Some have complained that Wood is overly focused on the republican values (circa 1800 not in today's sense of the word) at the expense of the Federalist. While it is true that much of the material focuses on the Jeffersonian view of a republican society, but I think it is fair and shows the true mood of the country. Wood has a fair approach as it shows the brilliance of Hamilton, but he shows the bias towards England. The Republicans are certainly not given a free-ride as Wood shows the insanity of the trade embargos prior to the war of 1812. The overriding theme is America's obsession with Liberty and how it shaped every decision that was made by the early republic. Again, it is hard to over-emphasize that this is not a traditional telling of American history - it is a commentary of the times.

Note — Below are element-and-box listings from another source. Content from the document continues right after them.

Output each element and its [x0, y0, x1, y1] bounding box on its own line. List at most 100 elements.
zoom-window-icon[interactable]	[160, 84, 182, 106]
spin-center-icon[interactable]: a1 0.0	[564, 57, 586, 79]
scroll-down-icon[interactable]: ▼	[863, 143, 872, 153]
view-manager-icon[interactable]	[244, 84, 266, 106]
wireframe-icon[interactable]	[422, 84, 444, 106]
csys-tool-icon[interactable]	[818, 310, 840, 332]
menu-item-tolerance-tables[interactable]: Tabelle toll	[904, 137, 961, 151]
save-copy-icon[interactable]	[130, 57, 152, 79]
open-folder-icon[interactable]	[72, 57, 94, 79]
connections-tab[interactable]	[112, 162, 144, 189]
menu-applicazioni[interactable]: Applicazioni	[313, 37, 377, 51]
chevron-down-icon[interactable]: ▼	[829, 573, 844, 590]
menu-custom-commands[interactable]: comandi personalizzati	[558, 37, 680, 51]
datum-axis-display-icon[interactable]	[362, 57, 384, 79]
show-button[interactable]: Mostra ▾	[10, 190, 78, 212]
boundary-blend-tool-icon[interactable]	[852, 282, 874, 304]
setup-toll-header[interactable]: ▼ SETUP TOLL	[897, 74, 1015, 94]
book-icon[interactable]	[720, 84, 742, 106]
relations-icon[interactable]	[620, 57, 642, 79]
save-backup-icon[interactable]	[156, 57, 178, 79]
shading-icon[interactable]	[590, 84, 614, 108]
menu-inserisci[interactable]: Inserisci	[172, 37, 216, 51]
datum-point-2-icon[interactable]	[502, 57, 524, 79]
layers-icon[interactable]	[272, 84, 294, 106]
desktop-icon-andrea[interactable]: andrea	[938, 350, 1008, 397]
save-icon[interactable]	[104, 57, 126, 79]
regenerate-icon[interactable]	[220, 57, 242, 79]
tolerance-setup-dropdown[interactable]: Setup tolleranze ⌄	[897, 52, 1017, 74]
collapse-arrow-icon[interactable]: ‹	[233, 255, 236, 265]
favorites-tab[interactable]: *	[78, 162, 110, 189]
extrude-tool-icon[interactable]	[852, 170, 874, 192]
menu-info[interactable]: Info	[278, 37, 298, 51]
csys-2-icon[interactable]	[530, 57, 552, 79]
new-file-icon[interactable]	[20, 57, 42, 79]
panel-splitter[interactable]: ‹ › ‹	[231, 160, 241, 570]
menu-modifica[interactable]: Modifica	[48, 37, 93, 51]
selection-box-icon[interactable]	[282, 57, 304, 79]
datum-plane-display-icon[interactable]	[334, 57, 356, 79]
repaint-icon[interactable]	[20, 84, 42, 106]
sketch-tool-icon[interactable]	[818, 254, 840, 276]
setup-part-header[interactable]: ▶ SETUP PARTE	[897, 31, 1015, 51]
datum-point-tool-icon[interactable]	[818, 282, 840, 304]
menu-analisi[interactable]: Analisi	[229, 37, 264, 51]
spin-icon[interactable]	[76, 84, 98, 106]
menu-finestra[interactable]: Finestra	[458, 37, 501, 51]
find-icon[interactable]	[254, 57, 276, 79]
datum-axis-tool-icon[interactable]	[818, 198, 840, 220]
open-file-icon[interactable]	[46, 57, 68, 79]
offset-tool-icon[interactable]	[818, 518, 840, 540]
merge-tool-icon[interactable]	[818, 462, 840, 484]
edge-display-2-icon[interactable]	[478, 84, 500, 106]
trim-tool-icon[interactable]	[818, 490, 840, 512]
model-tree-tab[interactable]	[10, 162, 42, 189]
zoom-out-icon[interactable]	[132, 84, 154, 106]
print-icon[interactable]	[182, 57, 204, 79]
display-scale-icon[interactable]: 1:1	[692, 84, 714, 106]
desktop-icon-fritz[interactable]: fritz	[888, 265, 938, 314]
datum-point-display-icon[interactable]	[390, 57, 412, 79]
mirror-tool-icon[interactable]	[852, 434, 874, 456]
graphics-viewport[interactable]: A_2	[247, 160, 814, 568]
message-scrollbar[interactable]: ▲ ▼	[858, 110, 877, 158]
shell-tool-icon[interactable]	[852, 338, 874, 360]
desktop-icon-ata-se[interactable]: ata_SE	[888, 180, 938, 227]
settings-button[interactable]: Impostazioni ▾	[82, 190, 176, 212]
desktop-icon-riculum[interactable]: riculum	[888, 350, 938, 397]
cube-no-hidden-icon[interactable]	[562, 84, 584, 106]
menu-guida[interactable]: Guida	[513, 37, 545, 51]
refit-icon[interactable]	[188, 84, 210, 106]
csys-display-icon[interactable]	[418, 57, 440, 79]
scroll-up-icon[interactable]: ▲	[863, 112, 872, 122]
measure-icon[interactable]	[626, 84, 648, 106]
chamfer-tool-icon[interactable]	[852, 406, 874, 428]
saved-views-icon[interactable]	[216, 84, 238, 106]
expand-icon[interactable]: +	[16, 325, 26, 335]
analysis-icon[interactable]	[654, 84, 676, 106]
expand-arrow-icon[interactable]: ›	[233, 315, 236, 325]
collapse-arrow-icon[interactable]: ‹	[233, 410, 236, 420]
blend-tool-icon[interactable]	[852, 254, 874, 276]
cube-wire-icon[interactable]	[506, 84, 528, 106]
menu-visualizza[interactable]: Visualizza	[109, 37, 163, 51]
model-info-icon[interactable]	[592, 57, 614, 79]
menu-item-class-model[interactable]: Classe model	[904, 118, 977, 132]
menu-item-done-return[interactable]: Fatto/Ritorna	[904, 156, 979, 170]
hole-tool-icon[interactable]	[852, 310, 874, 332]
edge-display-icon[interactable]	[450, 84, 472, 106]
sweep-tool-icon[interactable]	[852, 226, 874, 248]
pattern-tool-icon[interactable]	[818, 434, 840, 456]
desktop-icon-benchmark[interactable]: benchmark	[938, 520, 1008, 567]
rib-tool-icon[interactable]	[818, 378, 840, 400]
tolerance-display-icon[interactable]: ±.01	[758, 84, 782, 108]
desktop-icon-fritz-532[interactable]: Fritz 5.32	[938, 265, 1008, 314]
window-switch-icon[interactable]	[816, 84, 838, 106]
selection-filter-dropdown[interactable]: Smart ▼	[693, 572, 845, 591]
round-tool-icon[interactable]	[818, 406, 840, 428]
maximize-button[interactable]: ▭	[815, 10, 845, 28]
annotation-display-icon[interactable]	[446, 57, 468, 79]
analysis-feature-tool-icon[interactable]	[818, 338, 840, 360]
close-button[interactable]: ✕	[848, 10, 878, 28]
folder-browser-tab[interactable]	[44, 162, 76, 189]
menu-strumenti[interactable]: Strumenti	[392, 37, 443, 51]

"Empire of Liberty" is very relevant for today's American. We are constantly exposed to talking heads who state, "The founding fathers believed this" or "The founding fathers believed that". In truth, most of today's issues would be as foreign to Jefferson, Hamilton, Adams, and Madison as the concept of nuclear fusion. Wood's gives well-thought commentary on the founders beliefs and the underlying principles that guided them in their decision making. Again, this is not light-reading nor will ever be confused with literary fluff.
Final Verdict - Unlike an book that I have ever read - while this is not something that everyone will enjoy it is a "MUST" for anyone with an interest in American History. I would not be surprised to see another Pulitzer coming to Gordon Wood's bookshelf!